UPPER EAST SIDE — Gold coins and a diamond brooch are just some of the treasures recently unearthed from abandoned safe deposit boxes across New York State.
New Yorkers will get a chance to take home these items and hundreds more at a Doyle New York auction this Thursday, where prices will start at less than $100 for everything from costume jewelry to antique watches.
“Everyone is looking for that special piece and hopes no one else finds it,” said Joe Wieder, an antique jewelry dealer who runs a family business on West 47th Street, after spending an hour and a half perusing the offerings at a preview last week.
The 120 groupings of items that are up for auction come from Bank of America and Deutsche Bank’s abandoned safe deposit boxes. Safe deposit boxes are considered abandoned if they haven't been paid for on time and the bank hasn’t been able to contact the box’s owner.
Many of the items are not very valuable, like piles of old baseball cards, valued at $15 to $25, and jewelry fragments, valued to $1 to $5. But there are also gems like the platinum and diamond brooch, worth $3,000 to $4,000, and a set of 12 gold spoons from Tiffany & Co., worth $4,000 to $6,000.
Other abandoned items include a $4,000 to $6,000 gold, emerald, diamond and pearl necklace, a set of gold coins from the United States and Mexico, worth $5,000 to $6,000.
The starting bid for the items is half of the minimum estimated value, which would be $2,000 for the necklace and $2,500 for the coins.
Ann Harstead, 73, who drove in from New Jersey to preview the auction last week, said she was hoping to find items that would make good presents.
“We’re looking for stuff for ourselves and it’s also a good way to find things to offer for Christmas,” she said.
Revenues from the sale, minus outstanding fees owned to the banks, will go to the New York State Unclaimed Property office. The auction house also charges the banks a commission fee.

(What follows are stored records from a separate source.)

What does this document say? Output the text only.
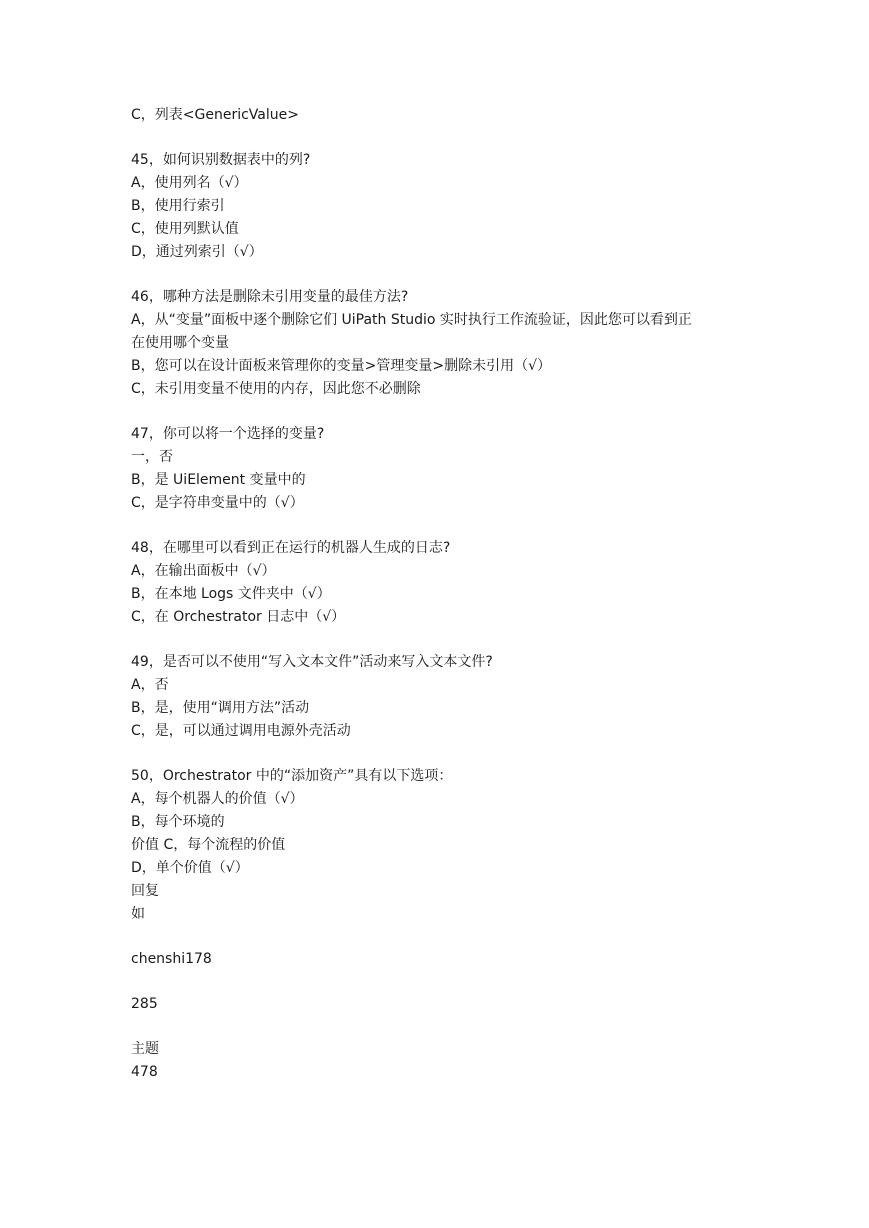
C，列表<GenericValue>
45，如何识别数据表中的列?
A，使用列名（√）
B，使用行索引
C，使用列默认值
D，通过列索引（√）
46，哪种方法是删除未引用变量的最佳方法?
A，从“变量”面板中逐个删除它们 UiPath Studio 实时执行工作流验证，因此您可以看到正
在使用哪个变量
B，您可以在设计面板来管理你的变量>管理变量>删除未引用（√）
C，未引用变量不使用的内存，因此您不必删除
47，你可以将一个选择的变量?
一，否
B，是 UiElement 变量中的
C，是字符串变量中的（√）
48，在哪里可以看到正在运行的机器人生成的日志?
A，在输出面板中（√）
B，在本地 Logs 文件夹中（√）
C，在 Orchestrator 日志中（√）
49，是否可以不使用“写入文本文件”活动来写入文本文件?
A，否
B，是，使用“调用方法”活动
C，是，可以通过调用电源外壳活动
50，Orchestrator 中的“添加资产”具有以下选项：
A，每个机器人的价值（√）
B，每个环境的
价值 C，每个流程的价值
D，单个价值（√）
回复
如
chenshi178
285
主题
478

While Doyle New York usually auctions off fine art and jewelry that sells for tens of thousands of dollars, the company has held the safe deposit box auction twice a year for the past 30 years.
The boxes sometimes contain hidden treasures like a diamond and emerald necklace that sold for more than $1 million in the late 1980s, said Louis LeB. Webre, Doyle’s marketing and media senior vice president.
He added that the tradition of keeping valuables in safe deposit boxes may be waning.
“Bank safety deposit boxes are less common that they were a few decades ago," he said. "People have their own safety box now and they travel with their jewelry."
Those who want to get a sneak peek at the items can see them at Doyle Gallery, 175 E. 87th St., until 2 p.m. on Tuesday. The auction will take place at the gallery at 10 a.m. on Thursday.